The Energy segment ranked second, with $2.17 billion in revenue in 2012, while the Communication Technologies and the Printing & Identification segment contributed nearly $1.52 billion and $996.5 million in revenue, respectively. Among the four segments, the Energy segment enjoyed the highest operating margin at 24.8%. The Engineered Systems operating margin ranked second, with a 14.7% operating margin.
Consistent growing operating performance
Since 2009, Dover Corp (NYSE:DOV) has experienced a consistent increase in its top line, bottom line, and cash flow. Its revenue increased from $5.78 billion in 2009 to $8.1 billion in 2012, while net income rose from $356 million to $811 million during the same period. Its operating cash flow and free cash flow have also been on the rise. Operating cash flow climbed from $796 million in 2009 to $1.27 billion in 2012, while free cash flow advanced from $676 million to $976 million during the same period.
Moreover, Dover Corp (NYSE:DOV) is a dividend paying company which has consistently increased its dividend. In the past ten years, its dividend has experienced an 8.84% annualized growth to $1.33 per share in 2012. Interestingly, at the current dividend payment, its payout ratio seems to be conservative at only 29.4%.
Dover seems to employ a reasonable amount of leverage in its operations. As of December 2012, it had $4.92 billion in total stockholders’ equity, $800 million in cash and, $2.8 billion both long and short-term debt. What worries me is the high level of goodwill and intangible assets of $5.74 billion on its balance sheet. Thus, the tangible book value was negative at $4.6 per share.

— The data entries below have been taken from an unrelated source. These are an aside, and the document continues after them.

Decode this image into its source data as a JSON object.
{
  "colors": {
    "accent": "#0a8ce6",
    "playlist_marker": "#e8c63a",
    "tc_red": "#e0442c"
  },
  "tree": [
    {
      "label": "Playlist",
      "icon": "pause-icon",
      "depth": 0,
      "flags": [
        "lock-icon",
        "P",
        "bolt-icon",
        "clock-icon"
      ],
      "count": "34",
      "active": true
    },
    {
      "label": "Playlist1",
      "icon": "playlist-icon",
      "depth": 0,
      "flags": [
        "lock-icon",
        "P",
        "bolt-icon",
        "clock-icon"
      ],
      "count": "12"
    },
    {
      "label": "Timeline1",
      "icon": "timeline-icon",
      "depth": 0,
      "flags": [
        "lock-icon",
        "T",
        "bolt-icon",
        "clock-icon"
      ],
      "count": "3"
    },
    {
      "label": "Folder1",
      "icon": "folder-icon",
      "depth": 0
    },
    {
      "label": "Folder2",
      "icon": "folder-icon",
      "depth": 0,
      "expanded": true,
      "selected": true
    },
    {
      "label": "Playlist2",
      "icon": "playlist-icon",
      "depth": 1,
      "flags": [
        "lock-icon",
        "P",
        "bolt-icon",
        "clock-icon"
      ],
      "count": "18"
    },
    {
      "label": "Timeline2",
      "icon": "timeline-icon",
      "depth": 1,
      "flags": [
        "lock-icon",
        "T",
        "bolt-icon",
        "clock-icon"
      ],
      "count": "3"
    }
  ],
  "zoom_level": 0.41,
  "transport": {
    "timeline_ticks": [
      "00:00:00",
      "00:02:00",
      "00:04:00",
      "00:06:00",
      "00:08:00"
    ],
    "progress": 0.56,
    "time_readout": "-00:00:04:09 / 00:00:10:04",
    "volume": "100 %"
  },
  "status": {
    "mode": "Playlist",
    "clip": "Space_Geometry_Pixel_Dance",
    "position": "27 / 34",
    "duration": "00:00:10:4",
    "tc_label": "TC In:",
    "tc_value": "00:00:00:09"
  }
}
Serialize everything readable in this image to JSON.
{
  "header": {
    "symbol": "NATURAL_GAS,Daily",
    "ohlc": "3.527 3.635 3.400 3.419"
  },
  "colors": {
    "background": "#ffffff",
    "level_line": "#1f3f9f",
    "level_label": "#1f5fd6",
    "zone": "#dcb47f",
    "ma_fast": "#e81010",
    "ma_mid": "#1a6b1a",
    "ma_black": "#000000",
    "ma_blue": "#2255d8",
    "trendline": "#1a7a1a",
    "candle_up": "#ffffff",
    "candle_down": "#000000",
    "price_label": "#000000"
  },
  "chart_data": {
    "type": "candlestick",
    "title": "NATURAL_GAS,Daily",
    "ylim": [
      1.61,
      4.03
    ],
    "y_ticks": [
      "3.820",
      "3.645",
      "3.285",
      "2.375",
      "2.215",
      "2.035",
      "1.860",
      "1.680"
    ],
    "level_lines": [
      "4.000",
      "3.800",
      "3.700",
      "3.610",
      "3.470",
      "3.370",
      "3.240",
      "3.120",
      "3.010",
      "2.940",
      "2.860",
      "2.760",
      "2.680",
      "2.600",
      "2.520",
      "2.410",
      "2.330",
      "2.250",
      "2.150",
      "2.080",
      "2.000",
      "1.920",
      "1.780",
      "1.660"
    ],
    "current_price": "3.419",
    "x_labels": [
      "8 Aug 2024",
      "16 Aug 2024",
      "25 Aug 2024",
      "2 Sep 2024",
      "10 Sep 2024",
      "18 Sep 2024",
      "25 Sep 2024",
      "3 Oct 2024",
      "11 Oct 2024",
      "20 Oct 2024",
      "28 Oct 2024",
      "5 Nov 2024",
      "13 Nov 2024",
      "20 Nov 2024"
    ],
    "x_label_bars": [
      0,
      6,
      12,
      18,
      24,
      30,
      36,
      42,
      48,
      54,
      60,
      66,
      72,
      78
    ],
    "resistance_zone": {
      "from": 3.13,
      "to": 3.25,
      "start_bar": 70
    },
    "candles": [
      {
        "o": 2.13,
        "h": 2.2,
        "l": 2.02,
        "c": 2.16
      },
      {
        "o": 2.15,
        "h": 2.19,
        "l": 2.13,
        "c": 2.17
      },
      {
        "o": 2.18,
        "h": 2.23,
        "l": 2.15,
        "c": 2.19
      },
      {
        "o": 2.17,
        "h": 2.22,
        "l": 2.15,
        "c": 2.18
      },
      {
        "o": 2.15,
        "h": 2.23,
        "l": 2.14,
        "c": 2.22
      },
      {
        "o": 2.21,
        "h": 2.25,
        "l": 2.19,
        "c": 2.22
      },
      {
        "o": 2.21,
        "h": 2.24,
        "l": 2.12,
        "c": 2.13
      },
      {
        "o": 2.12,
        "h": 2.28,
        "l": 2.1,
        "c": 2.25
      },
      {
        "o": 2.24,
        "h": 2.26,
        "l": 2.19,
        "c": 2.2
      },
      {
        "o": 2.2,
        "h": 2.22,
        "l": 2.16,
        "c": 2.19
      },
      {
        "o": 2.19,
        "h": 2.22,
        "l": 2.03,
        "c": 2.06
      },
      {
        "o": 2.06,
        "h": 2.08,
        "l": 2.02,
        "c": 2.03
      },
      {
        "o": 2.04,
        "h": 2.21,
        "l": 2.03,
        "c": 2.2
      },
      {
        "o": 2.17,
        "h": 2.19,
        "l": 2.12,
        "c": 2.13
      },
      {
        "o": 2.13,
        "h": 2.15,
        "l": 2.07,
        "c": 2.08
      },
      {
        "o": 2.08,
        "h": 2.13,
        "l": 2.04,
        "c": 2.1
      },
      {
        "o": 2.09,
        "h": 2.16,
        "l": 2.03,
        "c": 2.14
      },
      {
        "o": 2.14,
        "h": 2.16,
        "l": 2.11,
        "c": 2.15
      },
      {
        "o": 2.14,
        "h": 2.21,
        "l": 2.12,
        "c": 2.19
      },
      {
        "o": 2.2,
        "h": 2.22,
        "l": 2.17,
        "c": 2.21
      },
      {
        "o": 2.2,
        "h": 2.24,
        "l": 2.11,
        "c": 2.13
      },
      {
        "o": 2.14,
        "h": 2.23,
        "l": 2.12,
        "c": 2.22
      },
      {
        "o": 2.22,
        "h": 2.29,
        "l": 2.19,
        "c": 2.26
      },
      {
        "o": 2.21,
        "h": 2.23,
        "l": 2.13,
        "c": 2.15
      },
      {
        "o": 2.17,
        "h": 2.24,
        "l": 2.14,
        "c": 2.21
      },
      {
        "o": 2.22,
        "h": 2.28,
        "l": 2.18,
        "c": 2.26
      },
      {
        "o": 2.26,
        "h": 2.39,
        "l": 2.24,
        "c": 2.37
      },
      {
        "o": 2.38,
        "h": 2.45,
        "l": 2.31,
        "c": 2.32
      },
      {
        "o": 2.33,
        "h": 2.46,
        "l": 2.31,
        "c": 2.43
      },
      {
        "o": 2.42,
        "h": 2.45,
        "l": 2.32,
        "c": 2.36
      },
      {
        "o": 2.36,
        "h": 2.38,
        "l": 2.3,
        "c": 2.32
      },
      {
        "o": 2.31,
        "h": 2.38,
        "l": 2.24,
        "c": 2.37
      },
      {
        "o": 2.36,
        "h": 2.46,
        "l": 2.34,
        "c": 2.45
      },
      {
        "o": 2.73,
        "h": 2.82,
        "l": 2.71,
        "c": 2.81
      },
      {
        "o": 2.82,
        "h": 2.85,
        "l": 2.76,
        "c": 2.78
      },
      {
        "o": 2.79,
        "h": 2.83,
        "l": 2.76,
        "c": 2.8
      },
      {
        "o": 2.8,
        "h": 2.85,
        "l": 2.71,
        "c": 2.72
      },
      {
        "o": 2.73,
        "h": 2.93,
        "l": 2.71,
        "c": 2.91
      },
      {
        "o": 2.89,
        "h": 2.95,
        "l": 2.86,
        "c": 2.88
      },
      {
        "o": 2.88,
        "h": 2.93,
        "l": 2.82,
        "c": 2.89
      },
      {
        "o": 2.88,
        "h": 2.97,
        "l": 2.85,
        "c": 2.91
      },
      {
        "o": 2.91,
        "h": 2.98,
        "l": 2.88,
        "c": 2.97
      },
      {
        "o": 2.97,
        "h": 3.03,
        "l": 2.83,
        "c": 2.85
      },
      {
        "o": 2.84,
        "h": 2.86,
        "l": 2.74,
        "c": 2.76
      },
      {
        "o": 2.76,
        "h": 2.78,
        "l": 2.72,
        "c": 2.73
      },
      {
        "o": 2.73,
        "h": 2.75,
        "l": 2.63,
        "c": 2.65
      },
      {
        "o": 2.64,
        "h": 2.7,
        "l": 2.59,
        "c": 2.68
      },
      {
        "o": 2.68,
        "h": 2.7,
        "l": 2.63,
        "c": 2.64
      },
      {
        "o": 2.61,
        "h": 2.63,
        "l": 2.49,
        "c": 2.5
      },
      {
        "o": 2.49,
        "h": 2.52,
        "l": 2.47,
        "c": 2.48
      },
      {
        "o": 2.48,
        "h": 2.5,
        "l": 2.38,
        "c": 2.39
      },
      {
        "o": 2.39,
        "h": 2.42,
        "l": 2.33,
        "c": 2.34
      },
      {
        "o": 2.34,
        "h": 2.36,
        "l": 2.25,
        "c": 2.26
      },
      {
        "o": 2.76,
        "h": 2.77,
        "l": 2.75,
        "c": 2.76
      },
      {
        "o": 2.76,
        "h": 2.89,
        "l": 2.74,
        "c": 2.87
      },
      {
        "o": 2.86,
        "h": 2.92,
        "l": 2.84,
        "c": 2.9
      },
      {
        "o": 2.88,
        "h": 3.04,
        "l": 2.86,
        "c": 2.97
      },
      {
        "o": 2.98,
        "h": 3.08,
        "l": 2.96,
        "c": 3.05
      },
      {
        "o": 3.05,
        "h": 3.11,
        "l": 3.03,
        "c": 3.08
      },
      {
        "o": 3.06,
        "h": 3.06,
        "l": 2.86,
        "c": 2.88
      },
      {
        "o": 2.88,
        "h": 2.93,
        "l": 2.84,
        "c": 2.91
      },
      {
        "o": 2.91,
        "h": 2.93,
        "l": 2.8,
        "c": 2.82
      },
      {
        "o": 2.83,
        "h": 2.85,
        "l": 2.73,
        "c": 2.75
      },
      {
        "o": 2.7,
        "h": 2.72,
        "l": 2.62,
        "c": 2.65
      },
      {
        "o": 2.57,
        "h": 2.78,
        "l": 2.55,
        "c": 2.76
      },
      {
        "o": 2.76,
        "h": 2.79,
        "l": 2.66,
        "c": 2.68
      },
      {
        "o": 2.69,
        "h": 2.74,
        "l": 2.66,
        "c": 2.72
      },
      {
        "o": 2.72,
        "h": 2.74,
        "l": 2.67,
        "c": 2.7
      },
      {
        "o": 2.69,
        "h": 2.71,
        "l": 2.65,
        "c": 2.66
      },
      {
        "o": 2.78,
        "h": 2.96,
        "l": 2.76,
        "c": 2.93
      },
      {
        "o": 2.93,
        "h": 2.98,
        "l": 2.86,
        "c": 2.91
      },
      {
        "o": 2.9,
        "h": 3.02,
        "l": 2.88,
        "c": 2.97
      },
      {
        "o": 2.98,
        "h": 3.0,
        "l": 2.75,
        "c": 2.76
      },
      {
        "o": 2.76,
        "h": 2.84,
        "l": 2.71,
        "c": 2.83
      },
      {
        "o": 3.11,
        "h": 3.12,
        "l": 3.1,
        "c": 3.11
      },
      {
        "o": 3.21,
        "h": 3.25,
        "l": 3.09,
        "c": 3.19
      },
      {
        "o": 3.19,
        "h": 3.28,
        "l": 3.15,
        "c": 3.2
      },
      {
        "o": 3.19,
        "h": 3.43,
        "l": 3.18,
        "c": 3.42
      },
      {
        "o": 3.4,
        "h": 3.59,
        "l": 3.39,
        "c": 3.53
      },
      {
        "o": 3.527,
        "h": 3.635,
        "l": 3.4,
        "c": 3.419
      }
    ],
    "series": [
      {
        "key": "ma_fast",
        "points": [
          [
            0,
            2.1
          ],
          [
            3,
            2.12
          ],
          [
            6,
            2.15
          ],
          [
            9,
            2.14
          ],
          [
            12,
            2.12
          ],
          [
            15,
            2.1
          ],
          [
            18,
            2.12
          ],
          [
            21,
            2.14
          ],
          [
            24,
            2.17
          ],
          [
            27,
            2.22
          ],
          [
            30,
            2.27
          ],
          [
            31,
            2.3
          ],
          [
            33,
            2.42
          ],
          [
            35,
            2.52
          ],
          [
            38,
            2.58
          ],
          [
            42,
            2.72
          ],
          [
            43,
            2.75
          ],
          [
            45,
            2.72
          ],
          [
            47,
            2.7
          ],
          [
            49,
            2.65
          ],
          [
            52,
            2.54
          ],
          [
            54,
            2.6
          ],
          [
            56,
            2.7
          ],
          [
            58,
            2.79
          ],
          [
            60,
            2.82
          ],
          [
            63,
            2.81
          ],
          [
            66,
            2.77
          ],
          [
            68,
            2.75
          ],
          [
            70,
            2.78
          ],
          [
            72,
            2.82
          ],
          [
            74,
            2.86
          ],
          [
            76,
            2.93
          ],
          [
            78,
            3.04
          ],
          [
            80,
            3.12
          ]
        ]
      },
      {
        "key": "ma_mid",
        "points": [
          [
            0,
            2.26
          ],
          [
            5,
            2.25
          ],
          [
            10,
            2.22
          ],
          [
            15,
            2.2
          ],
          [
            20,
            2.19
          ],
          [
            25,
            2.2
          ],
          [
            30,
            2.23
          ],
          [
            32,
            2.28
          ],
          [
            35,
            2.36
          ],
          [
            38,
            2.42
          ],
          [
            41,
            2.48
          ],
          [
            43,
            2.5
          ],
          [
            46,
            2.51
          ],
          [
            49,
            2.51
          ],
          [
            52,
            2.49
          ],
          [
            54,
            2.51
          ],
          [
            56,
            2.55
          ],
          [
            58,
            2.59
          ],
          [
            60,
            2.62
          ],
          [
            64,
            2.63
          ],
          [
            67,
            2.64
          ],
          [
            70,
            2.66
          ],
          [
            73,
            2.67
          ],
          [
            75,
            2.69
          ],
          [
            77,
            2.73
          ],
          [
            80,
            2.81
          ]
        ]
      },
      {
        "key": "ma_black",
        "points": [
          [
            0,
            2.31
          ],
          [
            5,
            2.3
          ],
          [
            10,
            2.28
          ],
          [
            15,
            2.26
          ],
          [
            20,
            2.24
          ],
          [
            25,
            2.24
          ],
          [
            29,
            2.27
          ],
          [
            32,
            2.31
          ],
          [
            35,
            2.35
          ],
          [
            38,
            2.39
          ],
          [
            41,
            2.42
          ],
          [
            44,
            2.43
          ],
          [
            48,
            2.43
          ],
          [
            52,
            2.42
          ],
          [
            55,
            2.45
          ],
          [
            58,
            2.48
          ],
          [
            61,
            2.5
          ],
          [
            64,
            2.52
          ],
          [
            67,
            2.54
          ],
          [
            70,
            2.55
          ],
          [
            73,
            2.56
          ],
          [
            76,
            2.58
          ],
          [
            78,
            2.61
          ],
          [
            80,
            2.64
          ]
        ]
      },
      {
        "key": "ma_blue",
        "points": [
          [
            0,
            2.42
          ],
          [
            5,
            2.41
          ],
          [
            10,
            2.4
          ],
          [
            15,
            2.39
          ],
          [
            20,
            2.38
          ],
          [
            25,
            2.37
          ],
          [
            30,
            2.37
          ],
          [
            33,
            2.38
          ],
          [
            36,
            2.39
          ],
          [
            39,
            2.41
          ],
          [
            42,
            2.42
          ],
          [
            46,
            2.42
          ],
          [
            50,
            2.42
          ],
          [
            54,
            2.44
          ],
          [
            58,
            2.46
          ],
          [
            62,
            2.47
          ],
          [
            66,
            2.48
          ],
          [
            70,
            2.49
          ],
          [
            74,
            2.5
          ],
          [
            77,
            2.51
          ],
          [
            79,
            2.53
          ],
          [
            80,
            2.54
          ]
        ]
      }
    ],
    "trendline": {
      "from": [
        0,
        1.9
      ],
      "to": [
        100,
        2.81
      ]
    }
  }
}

The most profitable with highest dividend yield
At nearly $74 per share, Dover is worth around $12.9 billion on the market. The market values Dover at 9.1 times EV/EBITDA. Compared to its peers, including Ingersoll-Rand (NYSE:IR) and Weatherford International (NYSE:WFT), Dover seems to be quite reasonably valued.
Ingersoll-Rand is trading at around $55 per share, with a total market cap of $16.3 billion. The company has the most expensive valuation among the three, at 9.84 times EV/EBITDA. Weatherford is the smallest company, with $8.8 billion in total market cap. At nearly $12 per share, the market gives Weatherford the cheapest valuation at only 7.24 times EV/EBITDA.
What investors should notice is the fact that Dover is the most profitable company among the three. It generated nearly 16% operating margin, while the operating margin of Ingersoll-Rand was only 10.9%. Weatherford has the lowest operating margin at only 7.6%.
Although Dover Corp (NYSE:DOV)’s operating margin is nearly 47% higher than that of Ingersoll-Rand, its valuation is only 8% lower than that of Ingersoll-Rand. Furthermore, Dover Corp (NYSE:DOV) is paying the highest dividend yield among the three at 1.9%, while the dividend yield of Ingersoll-Rand is only 1.5%. Weatherford does not pay any dividends to its shareholders.
My Foolish take
With improving operating performance, high profitability, the juiciest dividend yield, a conservative capital structure, and reasonable valuation, Dover seems to be a decent stock for long-term investors.